Y vaya, ahí es donde yo me haría a un lado para optar por el otro camino, el de línea punteada y mucho más enterregado, pero que es el que corresponde al que se viene trazando paralelamente al cauce principal, y donde se permite la exploración aural en la misma forma en que degustaría un oyente en el bosque los sonidos que ya están ahí, una colección a modo oriental. El mundo ya suena suficientemente bien, tampoco es para saturarlo de música. Hay un aforismo de Bresson que me parece excelente para la ocasión y que no puedo sino traerlo, y que decía algo como reorganizar el sonido, dosificarlo en el silencio.
Me parece genial y nada más.
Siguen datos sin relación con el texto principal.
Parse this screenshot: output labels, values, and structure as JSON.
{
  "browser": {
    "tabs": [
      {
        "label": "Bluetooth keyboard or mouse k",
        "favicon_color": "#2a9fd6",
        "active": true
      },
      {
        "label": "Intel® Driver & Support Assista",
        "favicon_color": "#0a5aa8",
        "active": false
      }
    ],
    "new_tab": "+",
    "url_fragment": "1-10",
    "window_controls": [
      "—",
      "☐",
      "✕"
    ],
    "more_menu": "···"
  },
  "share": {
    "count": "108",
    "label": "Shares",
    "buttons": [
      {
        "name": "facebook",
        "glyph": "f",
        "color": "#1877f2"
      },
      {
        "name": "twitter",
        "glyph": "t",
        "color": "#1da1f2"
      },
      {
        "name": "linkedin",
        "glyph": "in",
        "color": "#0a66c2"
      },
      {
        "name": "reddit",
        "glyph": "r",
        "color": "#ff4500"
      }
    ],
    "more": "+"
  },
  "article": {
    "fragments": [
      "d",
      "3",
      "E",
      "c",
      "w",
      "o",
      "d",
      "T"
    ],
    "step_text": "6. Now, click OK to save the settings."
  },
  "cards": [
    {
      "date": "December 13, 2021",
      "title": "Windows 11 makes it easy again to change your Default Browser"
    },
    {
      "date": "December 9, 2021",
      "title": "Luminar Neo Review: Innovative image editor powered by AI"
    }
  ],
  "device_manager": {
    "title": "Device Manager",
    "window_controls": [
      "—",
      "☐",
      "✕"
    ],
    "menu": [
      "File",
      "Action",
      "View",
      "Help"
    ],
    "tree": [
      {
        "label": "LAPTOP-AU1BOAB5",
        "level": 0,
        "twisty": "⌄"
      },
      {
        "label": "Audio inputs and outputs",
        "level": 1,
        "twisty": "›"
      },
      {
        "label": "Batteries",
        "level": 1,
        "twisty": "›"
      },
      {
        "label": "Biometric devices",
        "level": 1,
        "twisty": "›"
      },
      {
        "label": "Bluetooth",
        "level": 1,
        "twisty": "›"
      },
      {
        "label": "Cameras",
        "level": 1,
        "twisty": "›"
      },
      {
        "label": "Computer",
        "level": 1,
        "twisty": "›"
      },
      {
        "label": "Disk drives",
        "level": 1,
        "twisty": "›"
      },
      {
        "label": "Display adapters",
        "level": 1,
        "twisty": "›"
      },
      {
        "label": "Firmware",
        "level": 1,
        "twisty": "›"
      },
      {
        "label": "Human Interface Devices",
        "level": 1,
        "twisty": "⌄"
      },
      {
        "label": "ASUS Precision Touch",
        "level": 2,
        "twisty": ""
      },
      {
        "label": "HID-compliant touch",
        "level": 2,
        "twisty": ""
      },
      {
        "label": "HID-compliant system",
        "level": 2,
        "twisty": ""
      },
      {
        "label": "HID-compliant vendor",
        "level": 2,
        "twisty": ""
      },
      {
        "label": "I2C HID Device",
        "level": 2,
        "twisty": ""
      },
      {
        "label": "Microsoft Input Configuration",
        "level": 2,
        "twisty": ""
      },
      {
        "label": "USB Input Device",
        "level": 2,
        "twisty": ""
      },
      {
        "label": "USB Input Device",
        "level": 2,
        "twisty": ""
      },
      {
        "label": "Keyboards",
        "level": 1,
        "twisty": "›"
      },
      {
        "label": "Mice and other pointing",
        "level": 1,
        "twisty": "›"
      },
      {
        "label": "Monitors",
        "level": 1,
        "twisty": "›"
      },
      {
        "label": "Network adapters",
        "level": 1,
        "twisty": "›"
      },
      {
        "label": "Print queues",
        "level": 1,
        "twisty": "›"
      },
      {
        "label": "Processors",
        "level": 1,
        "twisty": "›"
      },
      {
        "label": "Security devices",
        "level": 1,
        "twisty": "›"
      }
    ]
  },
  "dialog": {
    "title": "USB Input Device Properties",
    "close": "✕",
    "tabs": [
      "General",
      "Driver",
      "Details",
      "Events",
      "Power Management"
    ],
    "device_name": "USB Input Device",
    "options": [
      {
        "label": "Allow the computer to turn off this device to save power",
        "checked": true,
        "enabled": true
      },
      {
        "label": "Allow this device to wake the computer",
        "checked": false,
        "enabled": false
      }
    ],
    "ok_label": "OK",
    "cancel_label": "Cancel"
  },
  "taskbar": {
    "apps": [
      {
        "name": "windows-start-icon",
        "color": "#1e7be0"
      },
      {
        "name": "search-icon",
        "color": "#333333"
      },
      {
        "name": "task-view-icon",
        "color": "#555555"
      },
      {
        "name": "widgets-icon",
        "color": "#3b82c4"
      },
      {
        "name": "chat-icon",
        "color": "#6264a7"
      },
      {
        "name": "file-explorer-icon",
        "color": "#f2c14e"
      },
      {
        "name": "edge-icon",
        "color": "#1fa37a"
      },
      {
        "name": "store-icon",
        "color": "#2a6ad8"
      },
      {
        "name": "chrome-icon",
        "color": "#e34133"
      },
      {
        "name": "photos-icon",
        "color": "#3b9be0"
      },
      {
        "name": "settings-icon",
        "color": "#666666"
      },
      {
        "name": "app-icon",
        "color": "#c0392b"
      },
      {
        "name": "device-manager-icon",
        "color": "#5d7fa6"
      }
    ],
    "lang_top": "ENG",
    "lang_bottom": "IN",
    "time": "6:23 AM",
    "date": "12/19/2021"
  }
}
Eso es a mí. Y lo comparto porque me gusta y me gustaría que a alguien más le gustara. Pero todo este embrollo busca medio aterrizar en eso: el sonido vertido del mundo natural tal cual viene, resulta cacofónico y sin ningún interés. De qué te sirve la posibilidad de sonido si no será más que lo mismo. Si el sonido es materia prima, para qué dejarlo tal cual en la obra de la que forma parte. Es de mal gusto, es como dejar una pared desnuda, las varillas expuestas. Por qué no mejor, ya que se tiene esta maravillosa posibilidad de capturar cómo suena el mundo, trabajarlo también como a la imagen, dosificarlo en el silencio. Es una tarea intencionada, una intención poética. Y creo que a todos nos llama más la atención un sonido que fue puesto en función de un sentimiento, en función de la imagen, y no en función de imitar en crudo a la realidad.
Dicen que el cine sonoro inventó el silencio. No es el paradigma de lo mudo lo que nos debe poner concienzudos, sino la monotonía extremada de los procedimientos intransigentes de la industria cinematográfica, la falta de imaginación. Yo no sé si le recomendaría a nadie El Artista, pero creo que, tan muda como es, sugiere un uso refrescante del sonido, que no nos vendría mal recordar, y acaso explorar.
La pieza que pongo al principio la reconocí conmovido en la sala, y me sentí entre orgulloso de identificarla y triste de pensar que ya alguien la usó, como siempre que oigo que música a la que le tengo cariño fue utilizada de una vez y para siempre junto a una imagen, a la que ahora se debe, igual que la imagen se debe a la música. Es de Ginastera, compositor inquietante, maestro de Piazzolla. Me gusta, en especial, permanecer junto a lo que hace el piano, que traza unos arpegios sólo ligeramente disonantes, en el límite de la simple seducción.